翌日,季妧送走大宝,该干嘛干嘛。
中间的时候,季连松来了一趟,聊了聊施工队的事。
季妧拿出图纸,结合上面粗绘的草图,有条不紊的跟他讲了一下自己想要的学校的样子,至于场地,已经跟孟里正打好招呼了,他会给安排好。
季连松听得很仔细,大概明白了学校布局,并就此估算出需要哪些人、需要多少人,心里也算有了个准谱。

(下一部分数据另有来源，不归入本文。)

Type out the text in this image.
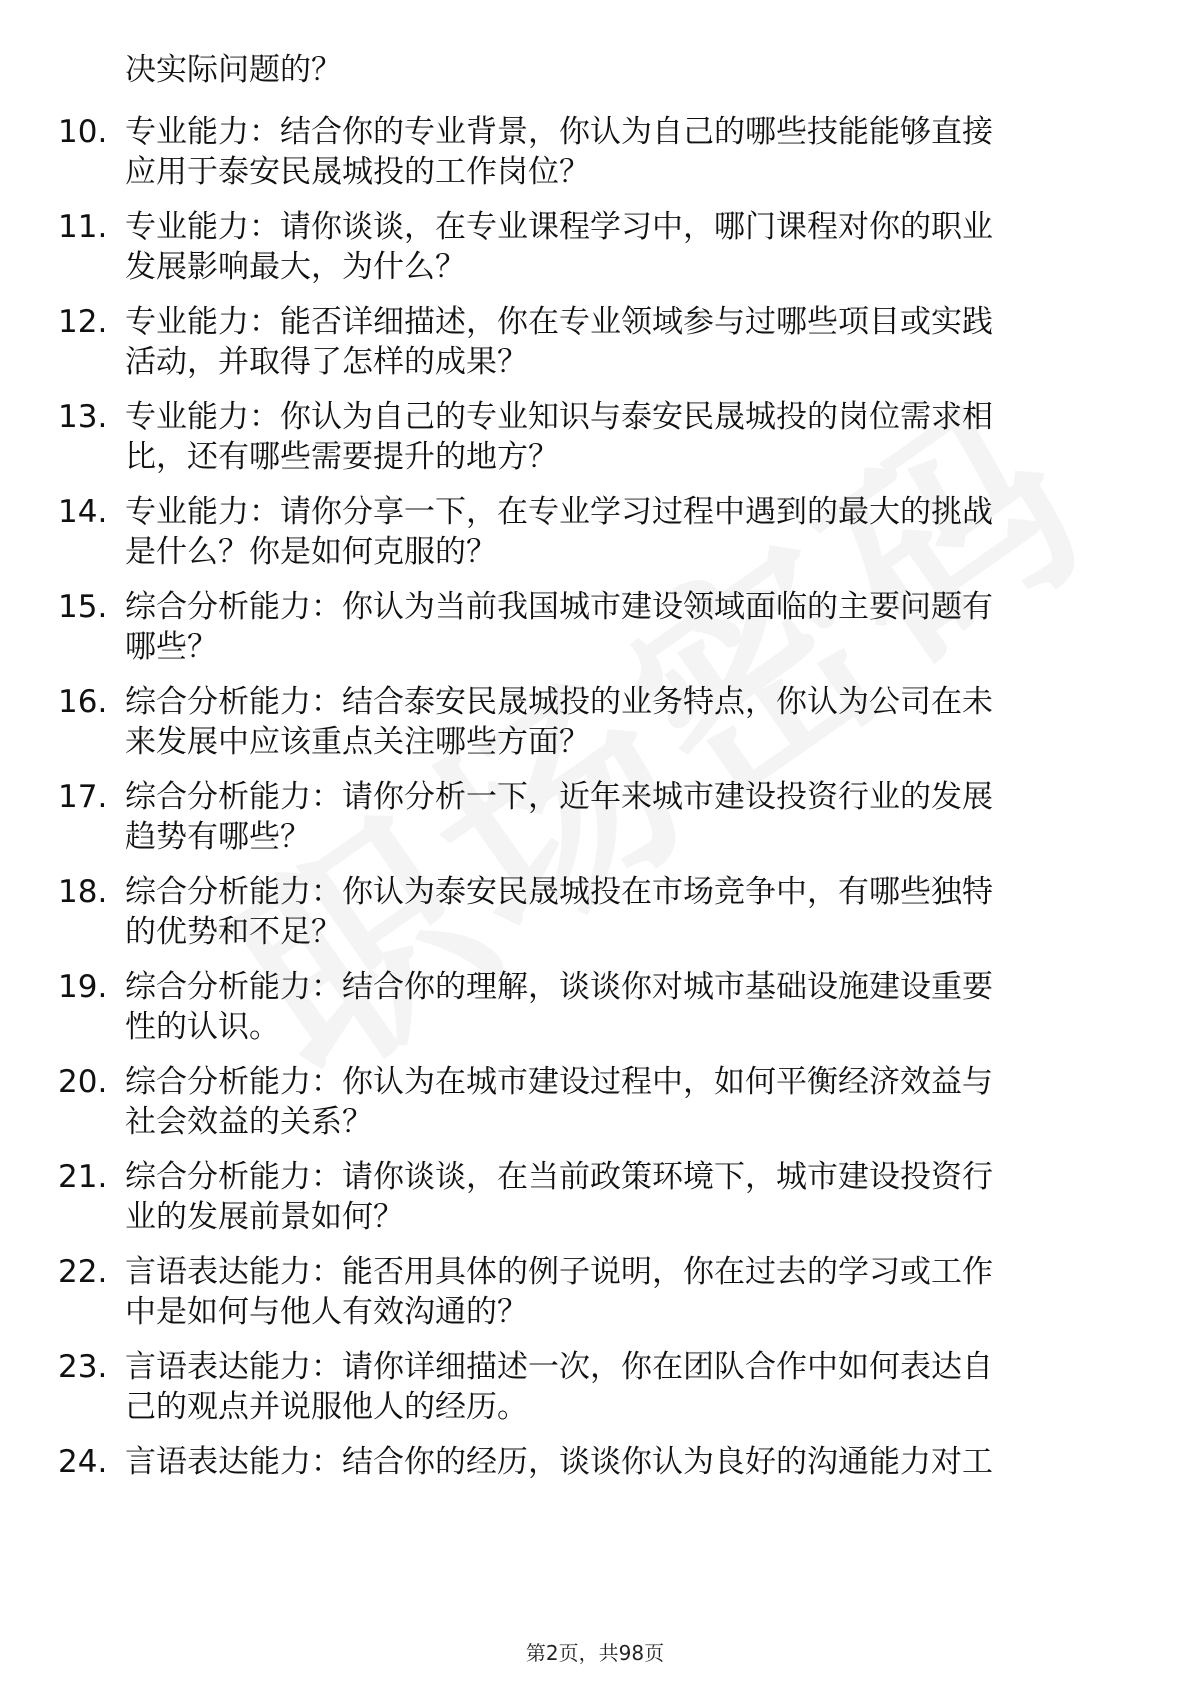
决实际问题的？
10. 专业能力：结合你的专业背景，你认为自己的哪些技能能够直接
应用于泰安民晟城投的工作岗位？
11. 专业能力：请你谈谈，在专业课程学习中，哪门课程对你的职业
发展影响最大，为什么？
12. 专业能力：能否详细描述，你在专业领域参与过哪些项目或实践
活动，并取得了怎样的成果？
13. 专业能力：你认为自己的专业知识与泰安民晟城投的岗位需求相
比，还有哪些需要提升的地方？
14. 专业能力：请你分享一下，在专业学习过程中遇到的最大的挑战
是什么？你是如何克服的？
15. 综合分析能力：你认为当前我国城市建设领域面临的主要问题有
哪些？
16. 综合分析能力：结合泰安民晟城投的业务特点，你认为公司在未
来发展中应该重点关注哪些方面？
17. 综合分析能力：请你分析一下，近年来城市建设投资行业的发展
趋势有哪些？
18. 综合分析能力：你认为泰安民晟城投在市场竞争中，有哪些独特
的优势和不足？
19. 综合分析能力：结合你的理解，谈谈你对城市基础设施建设重要
性的认识。
20. 综合分析能力：你认为在城市建设过程中，如何平衡经济效益与
社会效益的关系？
21. 综合分析能力：请你谈谈，在当前政策环境下，城市建设投资行
业的发展前景如何？
22. 言语表达能力：能否用具体的例子说明，你在过去的学习或工作
中是如何与他人有效沟通的？
23. 言语表达能力：请你详细描述一次，你在团队合作中如何表达自
己的观点并说服他人的经历。
24. 言语表达能力：结合你的经历，谈谈你认为良好的沟通能力对工
第2页，共98页
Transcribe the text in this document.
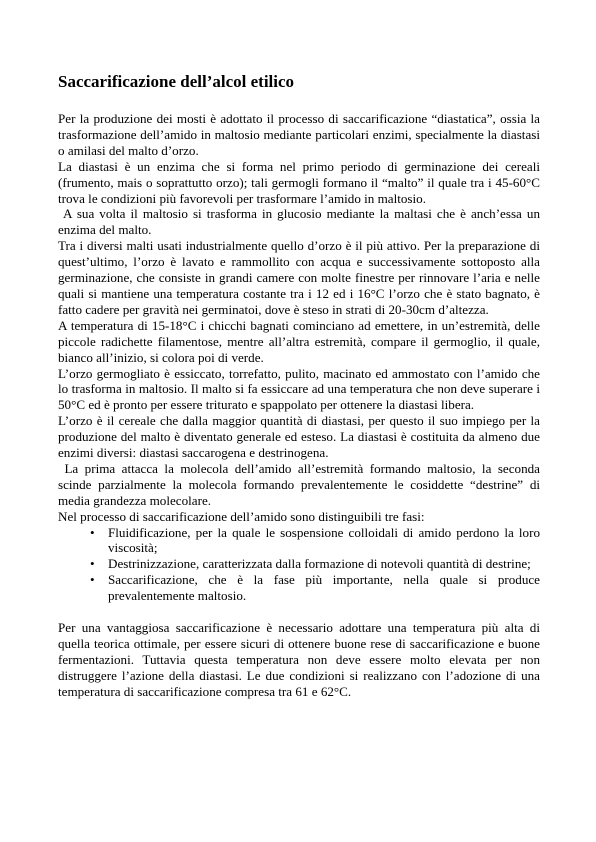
Saccarificazione dell’alcol etilico

Per la produzione dei mosti è adottato il processo di saccarificazione “diastatica”, ossia la trasformazione dell’amido in maltosio mediante particolari enzimi, specialmente la diastasi o amilasi del malto d’orzo.

La diastasi è un enzima che si forma nel primo periodo di germinazione dei cereali (frumento, mais o soprattutto orzo); tali germogli formano il “malto” il quale tra i 45-60°C trova le condizioni più favorevoli per trasformare l’amido in maltosio.

A sua volta il maltosio si trasforma in glucosio mediante la maltasi che è anch’essa un enzima del malto.

Tra i diversi malti usati industrialmente quello d’orzo è il più attivo. Per la preparazione di quest’ultimo, l’orzo è lavato e rammollito con acqua e successivamente sottoposto alla germinazione, che consiste in grandi camere con molte finestre per rinnovare l’aria e nelle quali si mantiene una temperatura costante tra i 12 ed i 16°C l’orzo che è stato bagnato, è fatto cadere per gravità nei germinatoi, dove è steso in strati di 20-30cm d’altezza.

A temperatura di 15-18°C i chicchi bagnati cominciano ad emettere, in un’estremità, delle piccole radichette filamentose, mentre all’altra estremità, compare il germoglio, il quale, bianco all’inizio, si colora poi di verde.

L’orzo germogliato è essiccato, torrefatto, pulito, macinato ed ammostato con l’amido che lo trasforma in maltosio. Il malto si fa essiccare ad una temperatura che non deve superare i 50°C ed è pronto per essere triturato e spappolato per ottenere la diastasi libera.

L’orzo è il cereale che dalla maggior quantità di diastasi, per questo il suo impiego per la produzione del malto è diventato generale ed esteso. La diastasi è costituita da almeno due enzimi diversi: diastasi saccarogena e destrinogena.

La prima attacca la molecola dell’amido all’estremità formando maltosio, la seconda scinde parzialmente la molecola formando prevalentemente le cosiddette “destrine” di media grandezza molecolare.

Nel processo di saccarificazione dell’amido sono distinguibili tre fasi:

• Fluidificazione, per la quale le sospensione colloidali di amido perdono la loro viscosità;
• Destrinizzazione, caratterizzata dalla formazione di notevoli quantità di destrine;
• Saccarificazione, che è la fase più importante, nella quale si produce prevalentemente maltosio.

Per una vantaggiosa saccarificazione è necessario adottare una temperatura più alta di quella teorica ottimale, per essere sicuri di ottenere buone rese di saccarificazione e buone fermentazioni. Tuttavia questa temperatura non deve essere molto elevata per non distruggere l’azione della diastasi. Le due condizioni si realizzano con l’adozione di una temperatura di saccarificazione compresa tra 61 e 62°C.
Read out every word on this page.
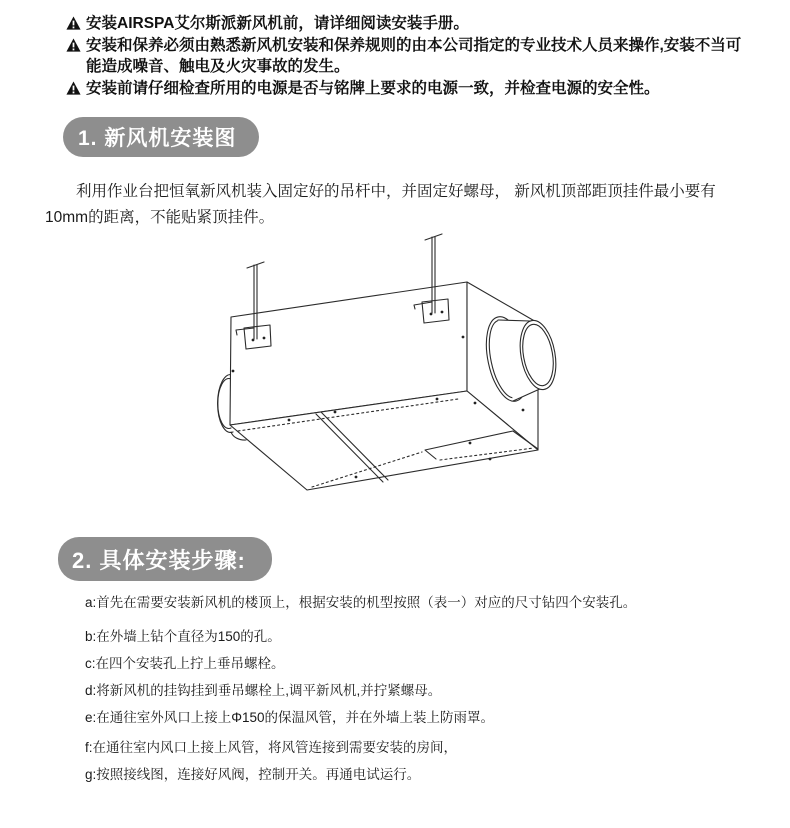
安装AIRSPA艾尔斯派新风机前，请详细阅读安装手册。
安装和保养必须由熟悉新风机安装和保养规则的由本公司指定的专业技术人员来操作,安装不当可能造成噪音、触电及火灾事故的发生。
安装前请仔细检查所用的电源是否与铭牌上要求的电源一致，并检查电源的安全性。
1. 新风机安装图

利用作业台把恒氧新风机装入固定好的吊杆中，并固定好螺母， 新风机顶部距顶挂件最小要有10mm的距离，不能贴紧顶挂件。

2. 具体安装步骤:
a:首先在需要安装新风机的楼顶上，根据安装的机型按照（表一）对应的尺寸钻四个安装孔。
b:在外墙上钻个直径为150的孔。
c:在四个安装孔上拧上垂吊螺栓。
d:将新风机的挂钩挂到垂吊螺栓上,调平新风机,并拧紧螺母。
e:在通往室外风口上接上Φ150的保温风管，并在外墙上装上防雨罩。
f:在通往室内风口上接上风管，将风管连接到需要安装的房间，
g:按照接线图，连接好风阀，控制开关。再通电试运行。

说完正事,又叮嘱了季妧一番,无外乎是劝她要好生休息。她这一天天的,忙得脚不沾地,精神头瞧着倒是还好,就是细看会发现眼底有些微青色。
季妧应下,送他出门。
半晌午的时候,小舟赶来汇报情况。
“管事的收到捐银后很是激动,加紧弄了个匾出来,又请了个锣鼓班子,一路吹吹打打去了宜春客栈。那温公子的脸当场就绿了,笑的怪模怪式的……不过管事的在留仙楼设的答谢宴,他倒是去了。”
说到这里,小舟顿了顿。
“小曲带着几个机灵的帮手去宜春客栈大闹,我趁机混进去摸查了后院,也潜进了温公子住的那间客房……”
季妧看他神色就知道结果了。
“是不是一无所获?”
小舟点头:“他就带了一个随从,也跟着他去留仙楼赴宴了,客栈的房门小曲一撬就开,我们俩连床底下都找了,什么都没有发现,也没有任何异常。东家,这事是我没办好。”
“不怪你。”
这个主意本就是下下之选,季妧心知杜明,不过是求个心安罢了。
若关山确实遭了温如舒的暗算,那么把人藏在客栈的可能微乎其微。
若确如温如舒所说,是关山自己……
不过这个如果,季妧还是不信。
“你跟我去个地方。”
季妧带着小舟再次去了隋家马场。
虽然隋老场主已经说了,有消息自会谴人给她送去,但今天已经过去大半,迟迟不见人来,所以季妧觉得还是自己比较好。
马场倒是进的顺畅,只可惜并没有顺利见到老场主本人,而是老场主身边的那个老仆人接待的。
“季娘子,我们场主去了大铭府,关于新一批马苗的事,挺急的,一早就走了,回程也得在三五天后……噢,我想起来了,场主走时叮嘱过我转告季娘子你,让你不必忧心,关爷他吉人自有天佑……”
昨天刚得知关山失踪时,隋老场主的着急季妧是看在眼里的,她看得出,隋老场主联想到了一些不好的事。
起初季妧以为是马场的竞争对手,直到隋老场主急匆匆要去军中打探消息……
去了一趟军中,突然就不急了,还有闲心关心马苗之事,还劝她不必忧心……
季妧有一种感觉,有一件事,似乎关山周围的人都知道,独独她一无所知。
什么吉人自有天佑?分明是把她当傻子呢。
就连她自己,不是也骗过自己?
只是越怕什么越来什么,终究没骗过去罢了。
不过,她骗自己,跟别人骗她,那是两码事。
“东家,咱们要不要去趟军营?”小舟询问。
季妧摇头:“不去了。”
去了又如何,她又进不去,就算能找到相关人询问,相信得到的答案也和这老仆说的差不离。
小舟迟疑:“那,就不找师父了吗?”
季妧叹了口气,看了眼浪阔的天空。
“这天大地大的,我去哪儿找他啊。”
到了这一刻,季妧才发现自己究竟有多渺小。